As the years have passed, I not only gained the vocabulary for knowing what has happened to me and others, but I feel what Emily Dickenson wrote when she said, “There is a languor of life, more imminent than pain. ‘Tis pain’s successor, when the soul has suffered all it can.” I understand what Brené Brown wrote when she said, “You can choose courage or comfort but you cannot choose both.” I understand what Fred Rogers meant when he said, “Listening is one of the most important things we can do for one another.”
Far from being angry with you, I read our last emails and messages and sometimes look you up. I often dare to wish you a Merry Christmas or Happy Birthday. I have many such messages in my draft folders. But I know you have not reexamined your position, because you have not reached out to me.
You are enshrined in your certainty that you are right and the many survivors who are speaking out are wrong.

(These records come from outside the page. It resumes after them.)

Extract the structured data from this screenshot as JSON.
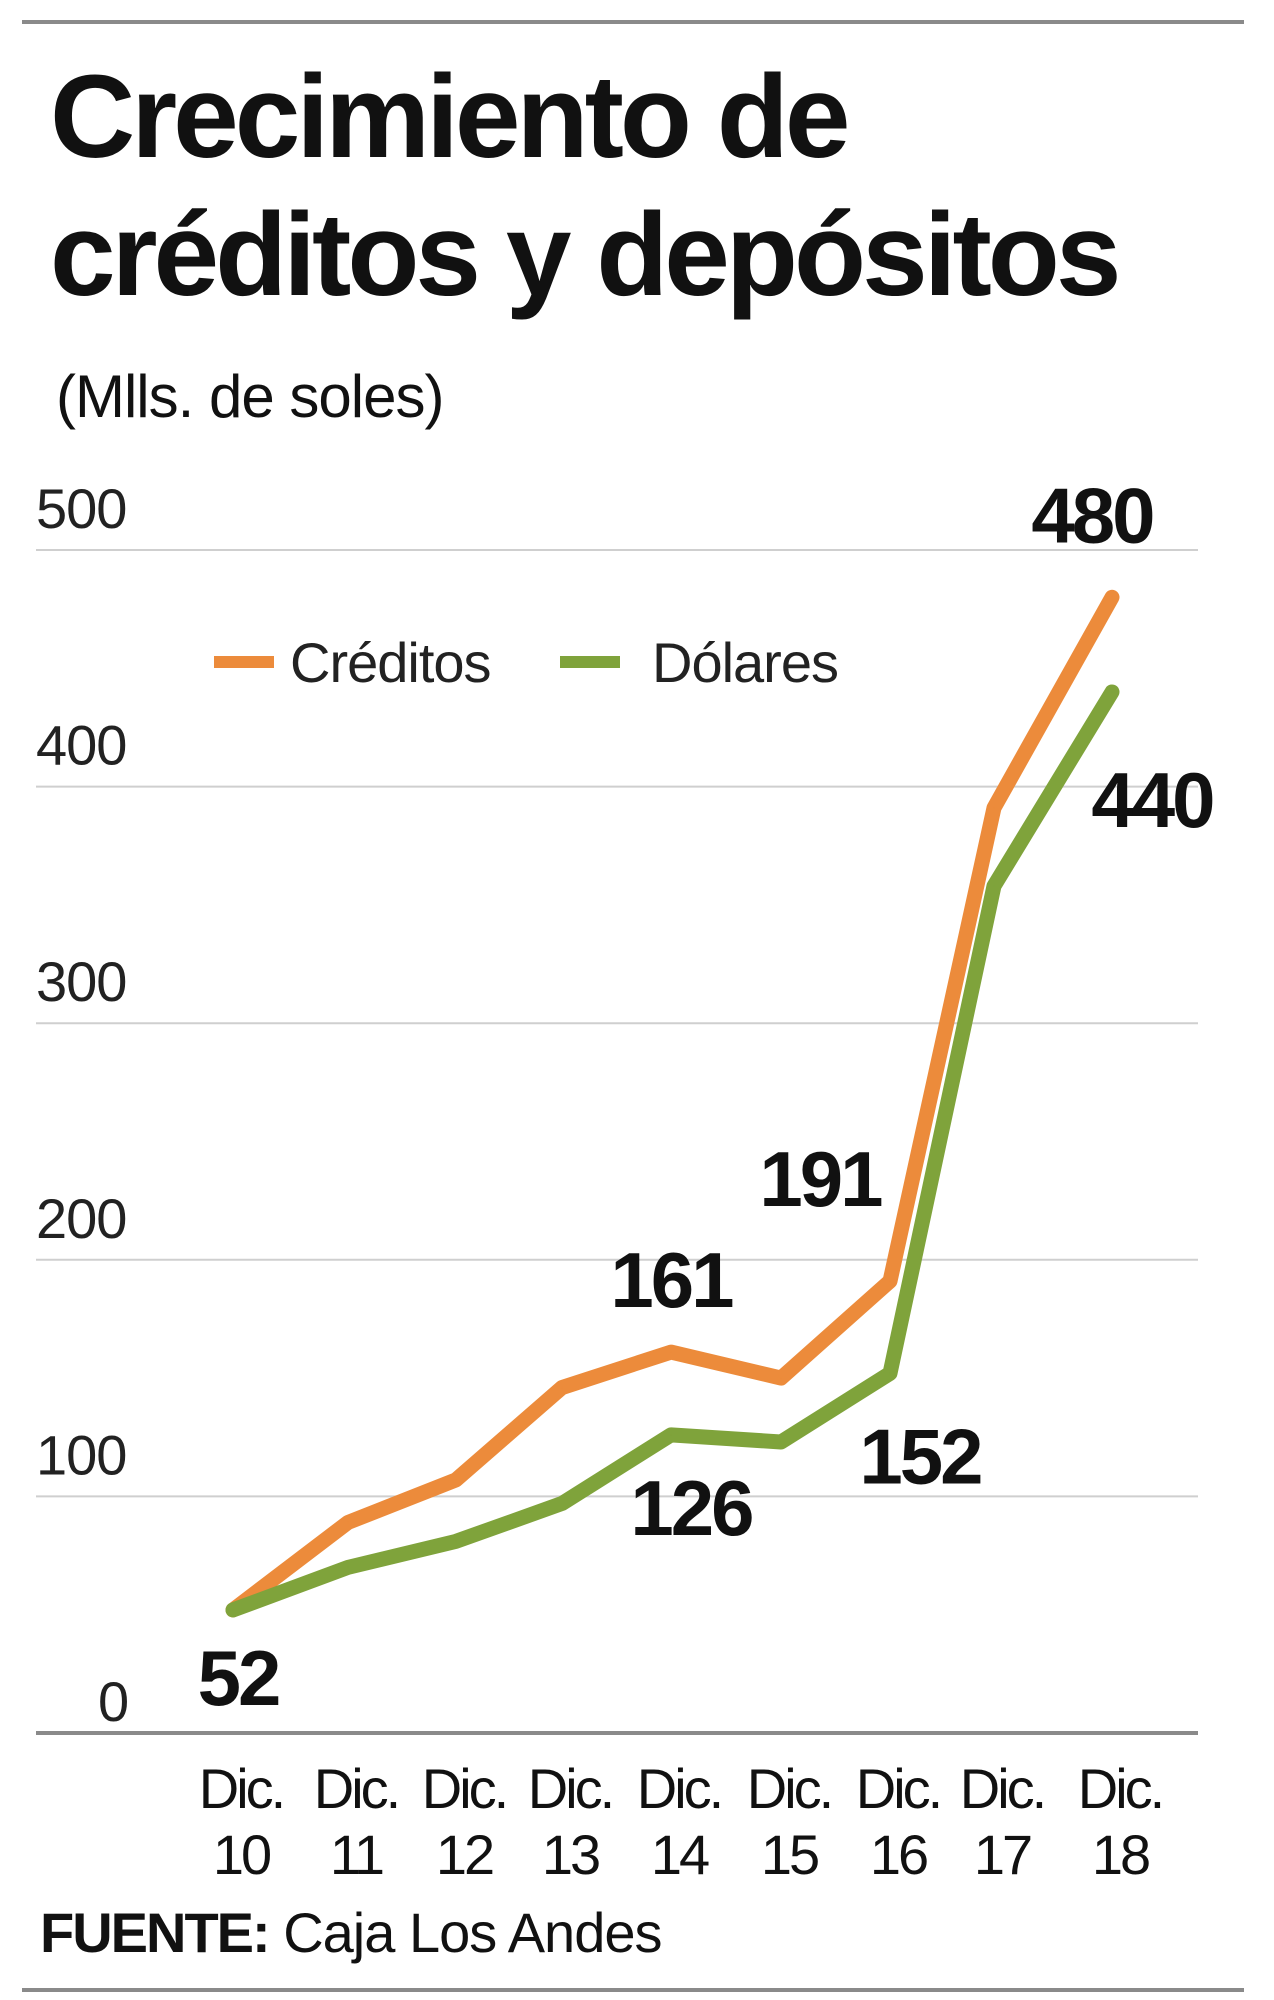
{
  "chart_data": {
    "type": "line",
    "title": "Crecimiento de créditos y depósitos",
    "title_lines": [
      "Crecimiento de",
      "créditos y depósitos"
    ],
    "subtitle": "(Mlls. de soles)",
    "categories": [
      [
        "Dic.",
        "10"
      ],
      [
        "Dic.",
        "11"
      ],
      [
        "Dic.",
        "12"
      ],
      [
        "Dic.",
        "13"
      ],
      [
        "Dic.",
        "14"
      ],
      [
        "Dic.",
        "15"
      ],
      [
        "Dic.",
        "16"
      ],
      [
        "Dic.",
        "17"
      ],
      [
        "Dic.",
        "18"
      ]
    ],
    "ylim": [
      0,
      500
    ],
    "yticks": [
      0,
      100,
      200,
      300,
      400,
      500
    ],
    "grid": true,
    "legend_position": "top-left",
    "series": [
      {
        "name": "Créditos",
        "color": "#ec8b3b",
        "values": [
          52,
          89,
          107,
          146,
          161,
          150,
          191,
          391,
          480
        ],
        "data_labels": [
          {
            "index": 4,
            "text": "161"
          },
          {
            "index": 6,
            "text": "191"
          },
          {
            "index": 8,
            "text": "480"
          }
        ]
      },
      {
        "name": "Dólares",
        "color": "#7fa33b",
        "values": [
          52,
          70,
          81,
          97,
          126,
          123,
          152,
          358,
          440
        ],
        "data_labels": [
          {
            "index": 0,
            "text": "52"
          },
          {
            "index": 4,
            "text": "126"
          },
          {
            "index": 6,
            "text": "152"
          },
          {
            "index": 8,
            "text": "440"
          }
        ]
      }
    ],
    "source_label": "FUENTE:",
    "source": "Caja Los Andes"
  }
}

There are so many of us in the Church who remain outside of the sanctuary on Sunday, yet our absence means nothing to you. The show must go on, because pretense matters more than our presence.  
In so doing, you scoff at people’s pain. Your silence in the face of our pain makes you complicit for so much of it.
Now, tell us truly: who is the hateful one? Who is the divisive one? Who is the slanderer? Who is unsafe?
I didn’t destroy our friendship. It broke my heart to learn you were not incapable—just unwilling—to truly love me and those like me. When you walked away, I had to learn to do the same. But I never wanted to do that.  
If you ever returned to me, having looked into these matters and with a sincere apology were ready to fight for a world without abuse, I would love to have you back. 
Sadly, I believe the next time I will see many of you is during the end of all things, when we all stand before Him before whose face the earth and heavens will fade away. There He will tell us that when we gave a drink to the thirsty, when we welcomed the stranger, when we clothed the poor, and when we visited the prisoner, we were doing it to Him.
He will pierce us with His fiery gaze and see when we failed to love others. You will ask when you failed.
And then I imagine He will gesture to us. Those of us who hungered for righteousness and thirsted for justice but were not fed. Those of us who were exiled from our church families and never welcomed back. Those of us who stood naked and ashamed when shame was not ours to bear and yet were not clothed and protected.
Those of us who languished under the weight of chains from oppressive abusers and were not visited or freed, but were looked upon with indifference, if we were ever seen at all.
I’m not sure what will happen next for you at that moment—if punishment comes for those who say they are Christ’s yet lived as though they were not. But I do hope you will then realize what I’ve been trying to tell you all along.
Your brother,
Ryan
Ryan Ashton is a survivor, advocate, and graphic designer with a BFA in Graphic Design. He is the Director of Technology and Social Media for GRACE and the Creative Director for The Courage Conference. Ryan currently volunteers with Greenville (SC)’s Julie Valentine Center as a sexual assault victim advocate.